Le principal apport de Pierre Gastineau et Philippe Vasset est de décrypter l'origine de certaines de ces fuites. Le Kazakhgate, qui aboutit à la mise en ligne, en 2015, de la correspondance électronique d'un ancien ministre conseiller d'Astana (capitale du Kazakhstan) mais aussi de dizaines de mails de l'ancien patron du renseignement extérieur français Bernard Squarcini, aurait ainsi son origine dans un règlement de comptes intra-kazakh. Les Panama Papers qui secouèrent le monde en 2016 ? Ils auraient été « récupérés » puis disséminés dans le seul but de régler un différend juridique opposant un fonds d'investissement américain et l'État argentin… Derrière le personnage de John Doe, qui a obligeamment livré des milliers de documents volés au cabinet d'avocats Mossack-Fonseca au Consortium international des journalistes d'investigation, se dissimulerait un sous-traitant informatique chargé de débusquer des informations susceptibles de déstabiliser la présidente Cristina Kirchner. Il s'agissait de faire pression sur elle afin que son pays rembourse plus rapidement une partie de sa dette auprès d'un hedge fund (fonds vautour), impatient de récupérer sa mise.

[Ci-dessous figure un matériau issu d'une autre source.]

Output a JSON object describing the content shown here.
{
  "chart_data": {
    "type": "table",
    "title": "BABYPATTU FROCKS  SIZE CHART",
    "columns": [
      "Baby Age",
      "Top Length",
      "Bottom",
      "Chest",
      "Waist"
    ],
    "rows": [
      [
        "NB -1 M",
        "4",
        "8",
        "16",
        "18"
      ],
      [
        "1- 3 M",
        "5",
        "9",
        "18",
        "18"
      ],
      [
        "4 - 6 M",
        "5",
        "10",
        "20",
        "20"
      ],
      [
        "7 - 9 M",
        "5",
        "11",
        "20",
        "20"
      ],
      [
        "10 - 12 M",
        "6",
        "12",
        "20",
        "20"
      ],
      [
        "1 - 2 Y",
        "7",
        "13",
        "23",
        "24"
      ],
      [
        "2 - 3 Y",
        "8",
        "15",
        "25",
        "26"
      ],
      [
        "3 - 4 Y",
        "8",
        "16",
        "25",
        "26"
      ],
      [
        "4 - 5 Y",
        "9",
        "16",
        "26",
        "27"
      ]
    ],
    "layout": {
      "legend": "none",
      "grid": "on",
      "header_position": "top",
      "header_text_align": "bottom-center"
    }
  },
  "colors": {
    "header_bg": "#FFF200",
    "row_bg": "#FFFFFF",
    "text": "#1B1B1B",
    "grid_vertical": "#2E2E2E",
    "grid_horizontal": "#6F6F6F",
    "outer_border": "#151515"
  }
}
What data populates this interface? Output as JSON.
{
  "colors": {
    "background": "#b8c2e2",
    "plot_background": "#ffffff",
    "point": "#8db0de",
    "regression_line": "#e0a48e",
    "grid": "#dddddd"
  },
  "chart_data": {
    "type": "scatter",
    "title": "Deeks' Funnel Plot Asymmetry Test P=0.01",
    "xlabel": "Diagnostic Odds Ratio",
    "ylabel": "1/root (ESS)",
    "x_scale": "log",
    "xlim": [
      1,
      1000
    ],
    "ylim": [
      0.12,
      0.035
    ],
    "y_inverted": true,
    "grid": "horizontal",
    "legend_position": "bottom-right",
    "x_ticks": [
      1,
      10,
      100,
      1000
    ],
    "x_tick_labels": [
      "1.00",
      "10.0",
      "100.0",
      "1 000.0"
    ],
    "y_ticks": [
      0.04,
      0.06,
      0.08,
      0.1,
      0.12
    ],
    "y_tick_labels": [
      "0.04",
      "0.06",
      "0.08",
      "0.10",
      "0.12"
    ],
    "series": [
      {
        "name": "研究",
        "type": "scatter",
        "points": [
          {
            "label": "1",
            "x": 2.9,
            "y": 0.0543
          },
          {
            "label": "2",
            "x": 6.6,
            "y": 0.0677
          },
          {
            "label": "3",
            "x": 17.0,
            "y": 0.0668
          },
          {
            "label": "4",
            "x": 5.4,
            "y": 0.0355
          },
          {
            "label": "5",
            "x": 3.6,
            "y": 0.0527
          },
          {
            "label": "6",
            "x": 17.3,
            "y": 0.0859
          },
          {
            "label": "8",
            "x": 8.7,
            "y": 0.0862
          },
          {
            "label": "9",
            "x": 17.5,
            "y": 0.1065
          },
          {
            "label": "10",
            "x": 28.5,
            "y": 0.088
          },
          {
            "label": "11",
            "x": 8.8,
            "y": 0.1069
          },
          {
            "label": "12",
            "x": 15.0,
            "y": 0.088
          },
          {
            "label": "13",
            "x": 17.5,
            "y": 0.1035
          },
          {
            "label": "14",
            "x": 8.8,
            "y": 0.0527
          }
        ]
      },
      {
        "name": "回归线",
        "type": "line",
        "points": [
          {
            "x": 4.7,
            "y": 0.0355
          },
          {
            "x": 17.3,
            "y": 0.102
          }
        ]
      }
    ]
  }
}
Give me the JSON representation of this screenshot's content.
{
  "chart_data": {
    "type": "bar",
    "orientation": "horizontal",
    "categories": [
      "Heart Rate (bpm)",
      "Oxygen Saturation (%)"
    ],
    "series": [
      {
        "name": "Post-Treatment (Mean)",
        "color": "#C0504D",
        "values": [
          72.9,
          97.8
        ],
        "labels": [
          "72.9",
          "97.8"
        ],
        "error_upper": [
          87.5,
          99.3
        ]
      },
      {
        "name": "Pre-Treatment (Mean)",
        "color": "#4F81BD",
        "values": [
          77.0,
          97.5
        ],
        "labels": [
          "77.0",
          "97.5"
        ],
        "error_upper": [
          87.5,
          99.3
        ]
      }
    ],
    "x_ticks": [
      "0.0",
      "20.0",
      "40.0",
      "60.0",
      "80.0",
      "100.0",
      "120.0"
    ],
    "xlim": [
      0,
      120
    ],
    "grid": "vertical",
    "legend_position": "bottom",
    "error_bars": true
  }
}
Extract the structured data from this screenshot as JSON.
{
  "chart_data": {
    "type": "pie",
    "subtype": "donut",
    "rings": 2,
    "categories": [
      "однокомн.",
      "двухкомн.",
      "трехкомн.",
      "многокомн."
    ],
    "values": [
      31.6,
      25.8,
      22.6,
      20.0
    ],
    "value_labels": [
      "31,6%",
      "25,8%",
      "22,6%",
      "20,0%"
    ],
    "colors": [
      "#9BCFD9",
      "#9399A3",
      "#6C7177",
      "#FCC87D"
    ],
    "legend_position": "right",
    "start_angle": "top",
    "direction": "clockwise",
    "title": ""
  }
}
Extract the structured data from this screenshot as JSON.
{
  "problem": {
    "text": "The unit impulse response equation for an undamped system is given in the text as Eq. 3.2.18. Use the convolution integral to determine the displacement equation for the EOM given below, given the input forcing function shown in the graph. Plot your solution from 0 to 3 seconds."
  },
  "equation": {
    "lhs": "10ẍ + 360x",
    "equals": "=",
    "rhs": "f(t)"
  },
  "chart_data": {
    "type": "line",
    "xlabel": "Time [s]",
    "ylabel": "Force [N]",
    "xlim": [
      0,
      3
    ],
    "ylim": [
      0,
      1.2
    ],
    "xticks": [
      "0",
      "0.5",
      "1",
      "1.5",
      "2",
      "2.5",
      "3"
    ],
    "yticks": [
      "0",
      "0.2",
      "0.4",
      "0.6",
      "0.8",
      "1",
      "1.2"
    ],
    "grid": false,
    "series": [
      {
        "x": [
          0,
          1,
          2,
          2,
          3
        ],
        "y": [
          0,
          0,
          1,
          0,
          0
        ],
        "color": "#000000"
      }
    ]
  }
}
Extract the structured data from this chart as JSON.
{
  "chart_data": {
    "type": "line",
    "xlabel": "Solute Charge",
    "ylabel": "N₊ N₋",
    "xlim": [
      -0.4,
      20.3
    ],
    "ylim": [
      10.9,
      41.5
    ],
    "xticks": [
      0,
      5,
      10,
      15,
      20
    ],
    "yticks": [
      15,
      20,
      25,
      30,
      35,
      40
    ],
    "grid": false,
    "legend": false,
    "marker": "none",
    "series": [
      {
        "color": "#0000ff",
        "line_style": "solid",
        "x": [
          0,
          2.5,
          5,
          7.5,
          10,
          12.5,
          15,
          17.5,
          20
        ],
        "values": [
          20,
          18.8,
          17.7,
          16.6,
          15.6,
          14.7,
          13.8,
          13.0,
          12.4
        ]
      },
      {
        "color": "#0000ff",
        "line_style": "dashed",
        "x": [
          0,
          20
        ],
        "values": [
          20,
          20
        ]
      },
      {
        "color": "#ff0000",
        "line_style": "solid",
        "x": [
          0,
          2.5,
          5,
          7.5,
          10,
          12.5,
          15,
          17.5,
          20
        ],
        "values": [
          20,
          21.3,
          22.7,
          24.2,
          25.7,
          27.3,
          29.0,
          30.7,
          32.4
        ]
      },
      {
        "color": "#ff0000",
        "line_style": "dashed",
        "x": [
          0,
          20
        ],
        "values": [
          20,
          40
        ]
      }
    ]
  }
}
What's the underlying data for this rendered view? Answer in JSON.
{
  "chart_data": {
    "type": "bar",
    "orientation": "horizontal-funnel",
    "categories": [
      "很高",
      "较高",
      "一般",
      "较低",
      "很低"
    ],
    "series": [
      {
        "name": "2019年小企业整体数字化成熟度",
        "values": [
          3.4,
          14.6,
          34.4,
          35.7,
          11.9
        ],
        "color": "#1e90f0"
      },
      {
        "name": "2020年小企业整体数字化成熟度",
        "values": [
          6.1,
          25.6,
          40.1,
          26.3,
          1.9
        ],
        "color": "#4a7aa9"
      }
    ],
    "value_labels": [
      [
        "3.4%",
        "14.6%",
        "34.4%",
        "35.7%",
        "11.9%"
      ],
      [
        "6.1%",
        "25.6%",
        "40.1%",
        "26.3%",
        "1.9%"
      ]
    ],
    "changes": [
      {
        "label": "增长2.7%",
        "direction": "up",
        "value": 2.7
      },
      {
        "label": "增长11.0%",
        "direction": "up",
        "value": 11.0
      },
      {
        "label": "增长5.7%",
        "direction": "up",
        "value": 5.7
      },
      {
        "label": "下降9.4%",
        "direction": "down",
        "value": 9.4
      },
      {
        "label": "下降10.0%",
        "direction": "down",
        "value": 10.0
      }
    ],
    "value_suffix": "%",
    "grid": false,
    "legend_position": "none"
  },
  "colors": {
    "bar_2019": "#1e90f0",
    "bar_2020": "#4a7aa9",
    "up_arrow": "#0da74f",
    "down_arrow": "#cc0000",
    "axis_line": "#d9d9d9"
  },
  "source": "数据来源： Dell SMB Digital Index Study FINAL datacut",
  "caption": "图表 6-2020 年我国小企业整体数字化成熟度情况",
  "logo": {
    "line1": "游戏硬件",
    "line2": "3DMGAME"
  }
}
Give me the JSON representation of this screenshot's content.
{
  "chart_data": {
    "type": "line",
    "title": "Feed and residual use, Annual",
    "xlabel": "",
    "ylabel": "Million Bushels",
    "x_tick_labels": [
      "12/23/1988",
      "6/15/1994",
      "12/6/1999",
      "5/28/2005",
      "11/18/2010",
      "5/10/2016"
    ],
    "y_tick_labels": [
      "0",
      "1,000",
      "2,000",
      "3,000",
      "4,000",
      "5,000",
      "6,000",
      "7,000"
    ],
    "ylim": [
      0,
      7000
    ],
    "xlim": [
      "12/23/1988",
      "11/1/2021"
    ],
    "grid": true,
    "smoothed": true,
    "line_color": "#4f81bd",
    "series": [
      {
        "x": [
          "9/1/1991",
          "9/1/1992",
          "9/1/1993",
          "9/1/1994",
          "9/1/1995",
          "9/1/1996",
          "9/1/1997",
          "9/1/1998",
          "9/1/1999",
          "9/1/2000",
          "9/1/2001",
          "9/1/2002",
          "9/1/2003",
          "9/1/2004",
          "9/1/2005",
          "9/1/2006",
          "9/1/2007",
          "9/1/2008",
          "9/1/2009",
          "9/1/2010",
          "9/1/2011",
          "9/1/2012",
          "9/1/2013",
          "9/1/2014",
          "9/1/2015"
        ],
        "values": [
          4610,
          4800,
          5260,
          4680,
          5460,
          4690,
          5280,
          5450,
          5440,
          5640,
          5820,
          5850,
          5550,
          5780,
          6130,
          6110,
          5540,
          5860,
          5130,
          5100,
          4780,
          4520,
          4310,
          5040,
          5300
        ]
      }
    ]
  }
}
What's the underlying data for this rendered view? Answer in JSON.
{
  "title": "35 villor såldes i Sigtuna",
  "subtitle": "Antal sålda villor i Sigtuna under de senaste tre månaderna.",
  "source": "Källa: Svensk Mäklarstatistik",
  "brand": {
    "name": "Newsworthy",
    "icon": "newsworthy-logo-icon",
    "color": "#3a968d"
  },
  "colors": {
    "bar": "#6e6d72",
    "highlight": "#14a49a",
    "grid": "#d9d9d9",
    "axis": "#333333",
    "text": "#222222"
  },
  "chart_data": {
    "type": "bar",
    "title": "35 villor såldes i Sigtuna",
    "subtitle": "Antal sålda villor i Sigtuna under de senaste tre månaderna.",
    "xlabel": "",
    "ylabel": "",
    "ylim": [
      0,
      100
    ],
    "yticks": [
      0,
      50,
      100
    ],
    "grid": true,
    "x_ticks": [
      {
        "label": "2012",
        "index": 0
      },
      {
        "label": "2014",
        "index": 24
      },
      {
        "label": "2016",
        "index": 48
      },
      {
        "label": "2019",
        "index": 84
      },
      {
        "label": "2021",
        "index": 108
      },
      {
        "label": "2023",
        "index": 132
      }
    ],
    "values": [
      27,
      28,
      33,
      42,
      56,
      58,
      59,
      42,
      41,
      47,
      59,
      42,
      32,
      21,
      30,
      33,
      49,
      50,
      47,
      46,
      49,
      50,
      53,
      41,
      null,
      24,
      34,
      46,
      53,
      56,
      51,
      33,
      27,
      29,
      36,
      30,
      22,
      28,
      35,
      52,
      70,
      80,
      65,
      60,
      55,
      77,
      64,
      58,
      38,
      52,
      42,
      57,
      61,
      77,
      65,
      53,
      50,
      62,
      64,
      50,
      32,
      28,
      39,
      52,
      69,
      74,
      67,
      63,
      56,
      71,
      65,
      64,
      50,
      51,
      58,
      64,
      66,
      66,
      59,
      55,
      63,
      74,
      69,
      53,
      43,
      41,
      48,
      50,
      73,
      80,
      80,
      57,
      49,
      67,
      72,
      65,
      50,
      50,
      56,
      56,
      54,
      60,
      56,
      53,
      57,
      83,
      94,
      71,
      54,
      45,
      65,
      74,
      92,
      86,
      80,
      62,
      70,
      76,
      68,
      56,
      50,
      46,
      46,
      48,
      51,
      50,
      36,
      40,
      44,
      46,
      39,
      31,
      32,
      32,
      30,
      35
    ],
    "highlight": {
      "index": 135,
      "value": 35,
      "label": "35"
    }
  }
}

Le FootballLeaks, qui conduisit à mettre au jour les pratiques peu reluisantes d'agents mais aussi celles de joueurs vedettes à travers la planète ? Cette affaire trouverait sa genèse dans un contentieux entre deux grandes fortunes d'Europe centrale. Pour Pierre Gastineau et Philippe Vasset, la face cachée des « leaks » serait, la plupart du temps, à rechercher dans la stratégie offensive de cabinets d'avocats prêts à défendre, par tous les moyens, les intérêts de leurs clients.
Mais ce recours au cyberespionnage n'est pas sans danger. En témoigne l'affaire Weinstein, où les manœuvres du cabinet Black Cube, recruté par le conseil juridique de l'ancien producteur accusé d'agressions sexuelles, ont été rendues publiques, décrédibilisant encore un peu plus l'intéressé. La mésaventure rencontrée par l'officine italienne Hacking Team doit également faire réfléchir. Cette agence spécialisée dans les missions d'espionnage digital avait vu la liste de ses clients et ses méthodes, parfois peu légales, étalées sur la place publique après que des pirates informatiques eurent exploré ses serveurs, en 2015. L'entreprise a fini par mettre la clé sous la porte. On prend toujours un risque à franchir la ligne jaune.